Reed’s victory, and the credit he gave to his eye exam and new contact lenses, may have been the first domino to fall in what has turned out to be positive accolades from sports stars for eye exams, ECPs and contact lens companies over the past year.

A few weeks ago, Johnson & Johnson Vision took the spotlight with its announcement that baseball star Bryce Harper was named an “ambassador” for the new Acuvue Oasys with Transitions Light Intelligent Technology during the 2019 season, as VMAIL reported. Harper will wear Acuvue Oasys with Transitions on the field during the season and share his experience with the new lenses through a video content series, according J&J Vision’s announcement this week. (Watch the first video of Harper’s decision to make the switch to Acuvue Oasys with Transitions and his first time wearing the lenses in the video below.)

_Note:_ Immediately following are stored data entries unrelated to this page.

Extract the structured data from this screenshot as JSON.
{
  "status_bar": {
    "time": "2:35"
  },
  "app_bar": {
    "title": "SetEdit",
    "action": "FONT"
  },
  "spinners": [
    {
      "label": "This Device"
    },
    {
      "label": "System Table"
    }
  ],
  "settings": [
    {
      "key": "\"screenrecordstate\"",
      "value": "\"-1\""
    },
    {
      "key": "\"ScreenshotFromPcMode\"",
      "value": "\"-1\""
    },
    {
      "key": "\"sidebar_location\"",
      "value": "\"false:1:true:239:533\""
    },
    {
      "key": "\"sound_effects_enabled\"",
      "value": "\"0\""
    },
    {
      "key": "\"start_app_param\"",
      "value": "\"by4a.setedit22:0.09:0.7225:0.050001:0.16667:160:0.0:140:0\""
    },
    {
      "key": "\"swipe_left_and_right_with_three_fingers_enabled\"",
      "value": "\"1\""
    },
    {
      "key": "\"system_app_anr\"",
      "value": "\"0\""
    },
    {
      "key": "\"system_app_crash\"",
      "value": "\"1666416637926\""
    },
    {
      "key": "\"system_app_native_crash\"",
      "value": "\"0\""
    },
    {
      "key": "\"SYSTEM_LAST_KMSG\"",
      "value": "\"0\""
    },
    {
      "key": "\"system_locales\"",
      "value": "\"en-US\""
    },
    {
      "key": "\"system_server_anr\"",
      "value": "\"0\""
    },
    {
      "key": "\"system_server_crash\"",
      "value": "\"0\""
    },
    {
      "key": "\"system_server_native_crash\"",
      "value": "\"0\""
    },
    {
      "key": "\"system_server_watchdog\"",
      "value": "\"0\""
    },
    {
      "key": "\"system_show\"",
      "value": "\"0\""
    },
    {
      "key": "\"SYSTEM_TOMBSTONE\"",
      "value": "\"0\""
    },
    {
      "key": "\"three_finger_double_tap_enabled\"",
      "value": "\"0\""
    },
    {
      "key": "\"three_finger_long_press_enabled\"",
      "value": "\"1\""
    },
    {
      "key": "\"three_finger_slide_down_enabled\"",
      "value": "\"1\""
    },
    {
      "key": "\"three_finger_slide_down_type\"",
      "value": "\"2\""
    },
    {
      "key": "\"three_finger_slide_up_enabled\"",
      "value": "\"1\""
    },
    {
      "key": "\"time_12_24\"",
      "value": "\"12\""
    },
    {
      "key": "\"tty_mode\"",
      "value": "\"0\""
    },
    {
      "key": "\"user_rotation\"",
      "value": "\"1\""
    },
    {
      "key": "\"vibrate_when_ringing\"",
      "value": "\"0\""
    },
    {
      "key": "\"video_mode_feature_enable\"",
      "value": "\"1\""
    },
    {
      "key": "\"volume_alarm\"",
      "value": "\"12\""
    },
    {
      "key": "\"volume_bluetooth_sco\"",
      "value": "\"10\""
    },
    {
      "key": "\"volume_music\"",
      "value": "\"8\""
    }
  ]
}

Stephen Curry now wears contact lenses
And, just this past week, Golden State Warriors basketball star Steph Curry told the sports website The Athletic that he recently began wearing contact lenses, which he credited for ending a recent sub-par shooting performance. “It’s like the whole world has opened up,” he told The Athletic. (Curry suffers from the degenerative eye disease, Keratoconus.)

For Reed, the realization that he should schedule an eye exam came in his kitchen while watching television. As he related to PGATour.com, the story goes:

“I'm sitting at the kitchen table in our kitchen, and we have a pretty big TV in the den, and kind of flipped through channels and I cannot read the guide. I'm just moving slowly. Justine goes, ‘You can't read that?’ I'm like, ‘No, can you?’”

As it turned out, according to the story, everyone could read the words on the TV screen except Reed. Even his father-in-law, who wears thick glasses and still had no trouble deciphering the words was taken by surprise at Reed’s subpar vision.

“He's like, ‘Maybe that's the reason why we haven't been making putts for a year,’” Reed recalled his father-in-law saying at the time.

Even with the new contacts, Reed has not won another tournament since The Masters last year and he goes into this week’s event as a 40-1 longshot (McIlroy is the favorite at 8-1, and Tiger Woods is 12-1). But at least he now sees clearly the challenges in front of him.